You may think this is all a theoretical and unsubstantiated worry. Unfortunately, there is evidence that screening for prostate cancer does increase the rate of death from non–prostate cancer causes, specifically from cardiovascular death and suicide. This sort of reasoning, balancing quality and quantity of life, is part of why the USPSTF recently changed its recommendation for prostate cancer screening, now recommending that men do not get screened. For mammography screening, many experts think the testing is favorable if you are 50 to 69 years old but probably not if you are in your forties. For the same reason, the USPSTF advised against routine screening in the younger age group. This was a controversial decision in 2009, but it has been supported by recent data.
POPULATION DATA
The final important topic to understand about screening is population data. This means moving away from the experimental trials and looking at data from the real world. For our discussion, we will focus on breast cancer and prostate cancer because these been evaluated most rigorously.
Population data have undermined our faith in the effectiveness of our screening tests for these two cancers. There are two numbers that really tell the story: the incidence of early cancers and the incidence of advanced cancers. Incidence is the number of new cancers that are diagnosed in a given year—how many people were told, for the first time, they have cancer. Early cancers are those that are contained within the breast or prostate. Advanced cancers are those that are found after they have spread from the organ of origin. These are metastatic cancers and are generally very bad. If you find advanced cancer, the thinking goes, you found this cancer too late. If screening works, we should find more early, localized cancers and fewer advanced cancers.

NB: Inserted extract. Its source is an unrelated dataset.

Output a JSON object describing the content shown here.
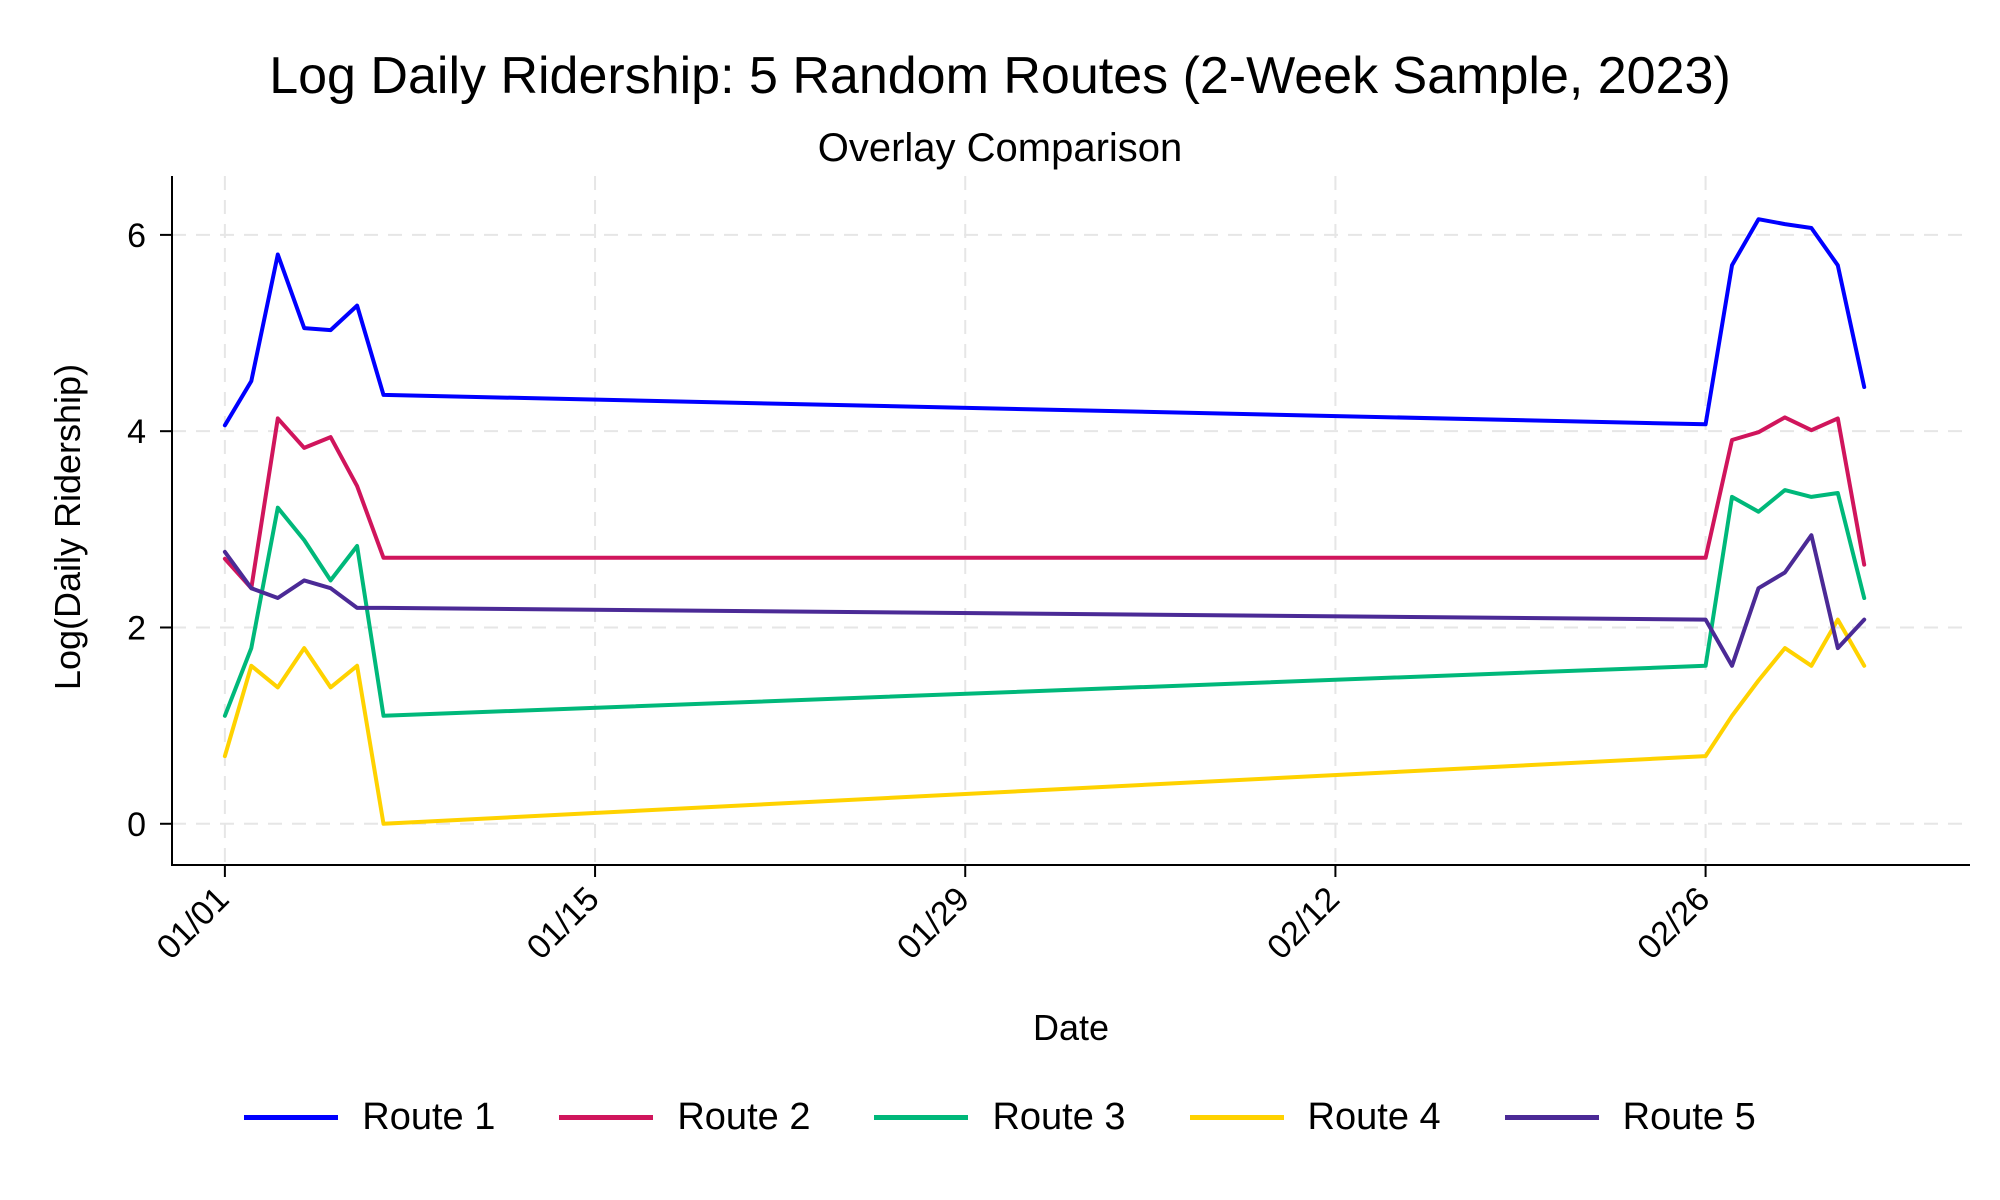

Because the population is always growing, incidence is always reported as a number out of 100,000 people. That way if the size of the United States grows from 200 million to 300 million, the incidence of prostate cancer over time can be compared, for instance 171 per 100,000 in 1990, and 145 per 100,000 in 2010.
Whenever you debut a screening test, you expect the following. Immediately after the test begins to be used, the incidence of e
arly cancer should rise, as you detect cases of cancer that otherwise would have gone unnoticed. This is the definition of screening. Next, after several years, as screening gets adopted throughout the population, the incidence of early cancer should peak and then drift back to nearly the baseline incidence—the incidence prior to the introduction of the test. Figure 4.1 shows this graphically. We say that we end at nearly the baseline incidence because, over time, we are still catching the same number of total cancers as we did before, but some of the cancers we are catching early rather than late, when they are advanced cancers.

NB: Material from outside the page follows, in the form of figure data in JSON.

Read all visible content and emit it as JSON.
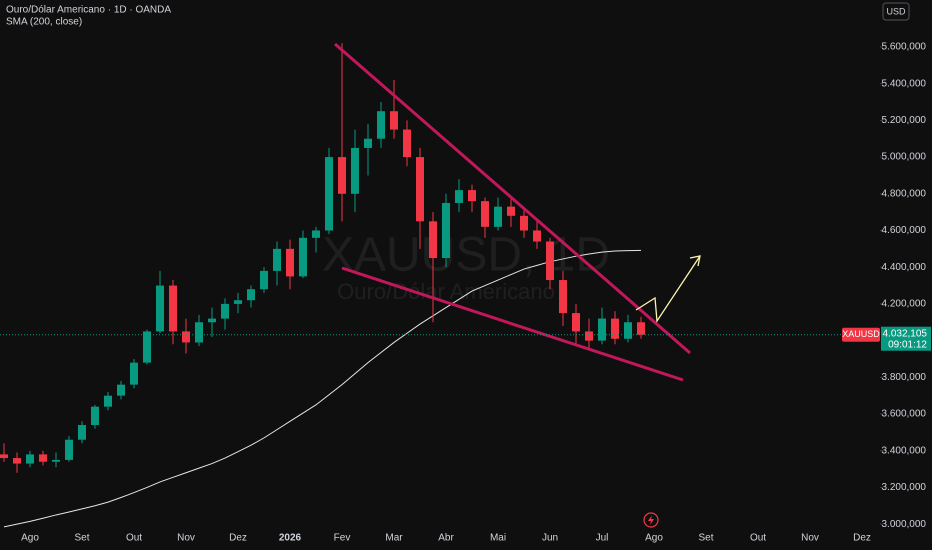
{
  "chart_data": {
    "type": "candlestick",
    "title": "Ouro/Dólar Americano · 1D · OANDA",
    "currency": "USD",
    "watermark": {
      "symbol": "XAUUSD, 1D",
      "name": "Ouro/Dólar Americano"
    },
    "categories": [
      null,
      null,
      "Ago",
      null,
      null,
      null,
      "Set",
      null,
      null,
      null,
      "Out",
      null,
      null,
      null,
      "Nov",
      null,
      null,
      null,
      "Dez",
      null,
      null,
      null,
      "2026",
      null,
      null,
      null,
      "Fev",
      null,
      null,
      null,
      "Mar",
      null,
      null,
      null,
      "Abr",
      null,
      null,
      null,
      "Mai",
      null,
      null,
      null,
      "Jun",
      null,
      null,
      null,
      "Jul",
      null,
      null,
      null,
      "Ago",
      null,
      null,
      null,
      "Set",
      null,
      null,
      null,
      "Out",
      null,
      null,
      null,
      "Nov",
      null,
      null,
      null,
      "Dez",
      null
    ],
    "series": [
      {
        "name": "XAUUSD",
        "type": "candlestick",
        "up_color": "#089981",
        "down_color": "#f23645",
        "open": [
          3380,
          3360,
          3330,
          3380,
          3340,
          3350,
          3460,
          3540,
          3640,
          3700,
          3760,
          3880,
          4050,
          4300,
          4050,
          3990,
          4100,
          4120,
          4200,
          4220,
          4280,
          4380,
          4500,
          4350,
          4560,
          4600,
          5000,
          4800,
          5050,
          5100,
          5250,
          5150,
          5000,
          4650,
          4450,
          4750,
          4820,
          4760,
          4620,
          4730,
          4680,
          4600,
          4540,
          4330,
          4150,
          4050,
          4000,
          4120,
          4010,
          4100,
          null,
          null,
          null,
          null,
          null,
          null,
          null,
          null,
          null,
          null,
          null,
          null,
          null,
          null,
          null,
          null,
          null,
          null
        ],
        "high": [
          3440,
          3390,
          3400,
          3400,
          3390,
          3480,
          3560,
          3650,
          3720,
          3780,
          3900,
          4060,
          4380,
          4330,
          4120,
          4140,
          4180,
          4230,
          4260,
          4300,
          4400,
          4540,
          4550,
          4600,
          4620,
          5050,
          5620,
          5150,
          5180,
          5300,
          5420,
          5200,
          5050,
          4700,
          4800,
          4880,
          4850,
          4780,
          4780,
          4770,
          4720,
          4650,
          4560,
          4380,
          4200,
          4120,
          4180,
          4160,
          4140,
          4130,
          null,
          null,
          null,
          null,
          null,
          null,
          null,
          null,
          null,
          null,
          null,
          null,
          null,
          null,
          null,
          null,
          null,
          null
        ],
        "low": [
          3340,
          3280,
          3310,
          3320,
          3310,
          3340,
          3440,
          3520,
          3620,
          3680,
          3740,
          3870,
          4040,
          3980,
          3930,
          3970,
          4020,
          4060,
          4150,
          4180,
          4260,
          4300,
          4280,
          4340,
          4480,
          4580,
          4650,
          4700,
          4900,
          5050,
          5100,
          4950,
          4500,
          4100,
          4400,
          4700,
          4700,
          4560,
          4600,
          4620,
          4560,
          4500,
          4280,
          4080,
          3980,
          3950,
          3980,
          3980,
          3990,
          4010,
          null,
          null,
          null,
          null,
          null,
          null,
          null,
          null,
          null,
          null,
          null,
          null,
          null,
          null,
          null,
          null,
          null,
          null
        ],
        "close": [
          3360,
          3330,
          3380,
          3340,
          3350,
          3460,
          3540,
          3640,
          3700,
          3760,
          3880,
          4050,
          4300,
          4050,
          3990,
          4100,
          4120,
          4200,
          4220,
          4280,
          4380,
          4500,
          4350,
          4560,
          4600,
          5000,
          4800,
          5050,
          5100,
          5250,
          5150,
          5000,
          4650,
          4450,
          4750,
          4820,
          4760,
          4620,
          4730,
          4680,
          4600,
          4540,
          4330,
          4150,
          4050,
          4000,
          4120,
          4010,
          4100,
          4032.105,
          null,
          null,
          null,
          null,
          null,
          null,
          null,
          null,
          null,
          null,
          null,
          null,
          null,
          null,
          null,
          null,
          null,
          null
        ]
      },
      {
        "name": "SMA (200, close)",
        "type": "line",
        "color": "#e6e6e6",
        "values": [
          2985,
          3000,
          3015,
          3032,
          3050,
          3066,
          3083,
          3100,
          3120,
          3145,
          3172,
          3200,
          3230,
          3255,
          3280,
          3305,
          3330,
          3360,
          3395,
          3430,
          3470,
          3515,
          3560,
          3605,
          3650,
          3705,
          3760,
          3820,
          3880,
          3935,
          3990,
          4040,
          4090,
          4135,
          4180,
          4225,
          4270,
          4300,
          4330,
          4360,
          4390,
          4410,
          4430,
          4445,
          4460,
          4472,
          4482,
          4488,
          4490,
          4492,
          null,
          null,
          null,
          null,
          null,
          null,
          null,
          null,
          null,
          null,
          null,
          null,
          null,
          null,
          null,
          null,
          null,
          null
        ]
      }
    ],
    "ylim": [
      2968,
      5856
    ],
    "yticks": [
      {
        "value": 3000,
        "label": "3.000,000"
      },
      {
        "value": 3200,
        "label": "3.200,000"
      },
      {
        "value": 3400,
        "label": "3.400,000"
      },
      {
        "value": 3600,
        "label": "3.600,000"
      },
      {
        "value": 3800,
        "label": "3.800,000"
      },
      {
        "value": 4200,
        "label": "4.200,000"
      },
      {
        "value": 4400,
        "label": "4.400,000"
      },
      {
        "value": 4600,
        "label": "4.600,000"
      },
      {
        "value": 4800,
        "label": "4.800,000"
      },
      {
        "value": 5000,
        "label": "5.000,000"
      },
      {
        "value": 5200,
        "label": "5.200,000"
      },
      {
        "value": 5400,
        "label": "5.400,000"
      },
      {
        "value": 5600,
        "label": "5.600,000"
      }
    ],
    "last_price": {
      "value": 4032.105,
      "label": "4.032,105"
    },
    "countdown": "09:01:12"
  }
}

For advanced cancer, you expect the following. Immediately after a test is debuted, the incidence of advanced cancer goes up. This is because when you begin screening, you catch some cancers that have already spread. Then, over the next 10 or 20 years, the beneficial effect of screening sets in. In a few decades, the incidence of advanced cancer falls because you are now finding cancers early, curing these patients so they no longer end up with a new cancer that has already spread. Some 20 years after a screening test is put into practice, the patients missing from the advanced-cancer totals should be in the early-cancer figure. (This is the “nearly” from the paragraph above.) Figure 4.1 also shows this.